К подобной ситуации, к такому вот искреннему волнению, к такой заинтересованной женской дружелюбности великая княгиня оказалась не готова — и разрыдалась, и рассказала.
О чём сама же и пожалела.
Сколько должна ждать девушка права называться женщиной? Впрочем, Екатерина поначалу не знала даже, как реагировать на подобное отношение великого князя и вполне законного супруга. Несколько раз она подступала к этой стыдной и весьма опасной теме, обтаптывала паркет возле Петра, обговаривала пространство вокруг этой немыслимой темы, однако вплотную подойти и уж тем более коснуться непростого вопроса так и не отважилась. По-немецки ли, по-русски, по-французски ли спросить — это же немыслимо! Лишь только после того, как начала жить с Петром под одной крышей, спать в одной спальне (покуда он дозволял, позднее пришлось ей перебраться в отдельную спальню), только после того, как компания мужа сделалась бытовым фоном, а игры мужа— главным её занятием, сумела она постичь невероятную и прежде казавшуюся игрой глупость его высочества великого князя. Когда в день его рождения поднимались заздравные тосты, возглашавшие здоровье и долголетие «не мальчика, но мужа», Екатерина поняла это именование слишком уж буквально и страдала теперь от собственной же ошибки.

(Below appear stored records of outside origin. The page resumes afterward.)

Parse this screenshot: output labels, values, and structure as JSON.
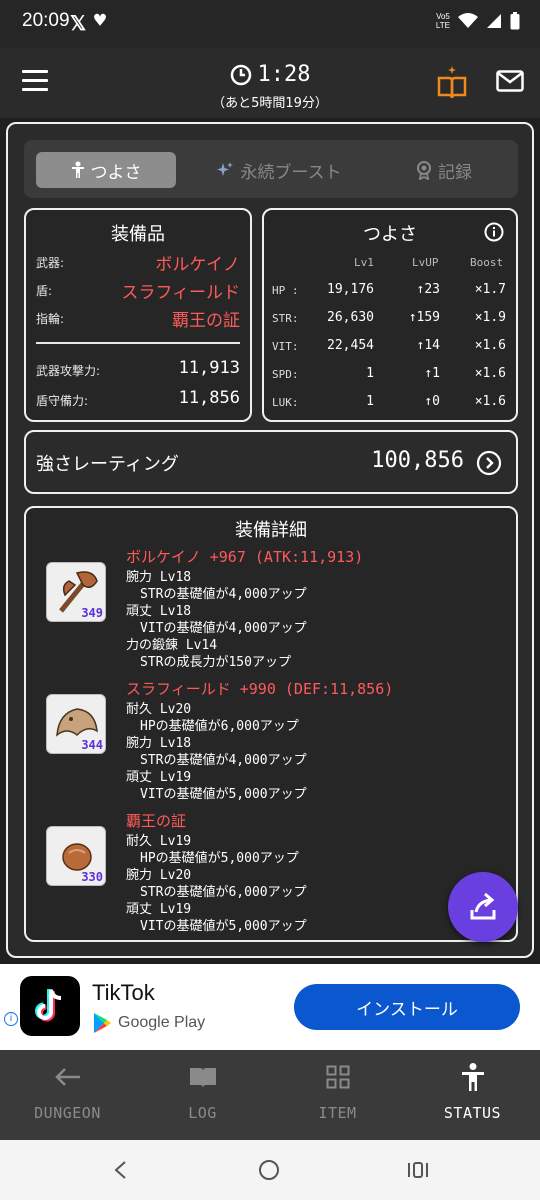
{
  "status_bar": {
    "time": "20:09",
    "x_glyph": "𝕏",
    "network": "Vo5\nLTE"
  },
  "header": {
    "timer": "1:28",
    "timer_sub": "（あと5時間19分）"
  },
  "tabs": [
    {
      "label": "つよさ",
      "icon": "person-icon",
      "active": true
    },
    {
      "label": "永続ブースト",
      "icon": "sparkle-icon",
      "active": false
    },
    {
      "label": "記録",
      "icon": "medal-icon",
      "active": false
    }
  ],
  "equipment": {
    "title": "装備品",
    "items": [
      {
        "label": "武器:",
        "value": "ボルケイノ"
      },
      {
        "label": "盾:",
        "value": "スラフィールド"
      },
      {
        "label": "指輪:",
        "value": "覇王の証"
      }
    ],
    "atk_label": "武器攻撃力:",
    "atk_value": "11,913",
    "def_label": "盾守備力:",
    "def_value": "11,856"
  },
  "stats": {
    "title": "つよさ",
    "headers": [
      "Lv1",
      "LvUP",
      "Boost"
    ],
    "rows": [
      {
        "name": "HP :",
        "lv1": "19,176",
        "lvup": "↑23",
        "boost": "×1.7"
      },
      {
        "name": "STR:",
        "lv1": "26,630",
        "lvup": "↑159",
        "boost": "×1.9"
      },
      {
        "name": "VIT:",
        "lv1": "22,454",
        "lvup": "↑14",
        "boost": "×1.6"
      },
      {
        "name": "SPD:",
        "lv1": "1",
        "lvup": "↑1",
        "boost": "×1.6"
      },
      {
        "name": "LUK:",
        "lv1": "1",
        "lvup": "↑0",
        "boost": "×1.6"
      }
    ]
  },
  "rating": {
    "label": "強さレーティング",
    "value": "100,856"
  },
  "detail": {
    "title": "装備詳細",
    "items": [
      {
        "icon_level": "349",
        "name": "ボルケイノ +967 (ATK:11,913)",
        "skills": [
          {
            "text": "腕力 Lv18",
            "sub": false
          },
          {
            "text": "STRの基礎値が4,000アップ",
            "sub": true
          },
          {
            "text": "頑丈 Lv18",
            "sub": false
          },
          {
            "text": "VITの基礎値が4,000アップ",
            "sub": true
          },
          {
            "text": "力の鍛錬 Lv14",
            "sub": false
          },
          {
            "text": "STRの成長力が150アップ",
            "sub": true
          }
        ]
      },
      {
        "icon_level": "344",
        "name": "スラフィールド +990 (DEF:11,856)",
        "skills": [
          {
            "text": "耐久 Lv20",
            "sub": false
          },
          {
            "text": "HPの基礎値が6,000アップ",
            "sub": true
          },
          {
            "text": "腕力 Lv18",
            "sub": false
          },
          {
            "text": "STRの基礎値が4,000アップ",
            "sub": true
          },
          {
            "text": "頑丈 Lv19",
            "sub": false
          },
          {
            "text": "VITの基礎値が5,000アップ",
            "sub": true
          }
        ]
      },
      {
        "icon_level": "330",
        "name": "覇王の証",
        "skills": [
          {
            "text": "耐久 Lv19",
            "sub": false
          },
          {
            "text": "HPの基礎値が5,000アップ",
            "sub": true
          },
          {
            "text": "腕力 Lv20",
            "sub": false
          },
          {
            "text": "STRの基礎値が6,000アップ",
            "sub": true
          },
          {
            "text": "頑丈 Lv19",
            "sub": false
          },
          {
            "text": "VITの基礎値が5,000アップ",
            "sub": true
          }
        ]
      }
    ]
  },
  "ad": {
    "app_name": "TikTok",
    "store": "Google Play",
    "button": "インストール",
    "info": "i"
  },
  "bottom_nav": [
    {
      "label": "DUNGEON",
      "icon": "arrow-left-icon"
    },
    {
      "label": "LOG",
      "icon": "book-icon"
    },
    {
      "label": "ITEM",
      "icon": "grid-icon"
    },
    {
      "label": "STATUS",
      "icon": "person-icon",
      "active": true
    }
  ],
  "colors": {
    "accent_red": "#ff5a5a",
    "fab": "#6a3fe0",
    "ad_button": "#0b57d0",
    "book_icon": "#f08a1c"
  }
}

Потому как был он мальчик, мальчик и только мальчик, причём мальчик назойливый, неумный, плакса и грязнуля.
Много лет тому назад совсем ещё молоденькая тогда Бабет читала ей сказку о человечке, который так и остался ребёнком — на всю жизнь. Сказка воплотилась в явь, приобрела отчётливые контуры и натуральный блеск. К солдатикам, корабликам, песочным крепостям, то есть к тем играм, которые занимали нынешнего великого князя в пору его проживания в Киле, теперь добавилась охота с ружьём, бесполый какой-то и потому особенно противный флирт с придворными дамами (флирт исключительно ради самого флирта — как обозначение степени собственной его взрослости) да ещё тягучие пьяные застолья с грубыми шутками и отправлением естественных надобностей в окно или в лучшем случае под окном, с внешней стороны.
Из взрослых занятий великий князь выбрал политику; изредка призывал к себе сотрудников Иностранной коллегии и требовал от них даже не отчётов, но чего-то сродни рассказам о дальних странах и отношении этих самых стран к России. Бывало, слушал докладчика подолгу, а случалось и так, что через считанные минуты делалось ему скучно, и, затрудняясь в выборе выражений, Пётр отсылал ни за что ни про что оскорблённого человека восвояси. Но даже если признать, что так проявлялся интерес великого князя к международным делам, если даже оставить за скобками фрагментарность этого скорее даже не интереса, но простого любопытства, то и в этом случае следовало заключить, что политика — это всего лишь особая игра, где вместо игрушечных и привычных Петру солдатиков, вместо песчаных крепостей то или иное значение имели настоящие армии и всамделишние крепости.
Горько, весьма горько делалось Екатерине от этих мыслей, ещё не женщине, но уже как бы соломенной вдове...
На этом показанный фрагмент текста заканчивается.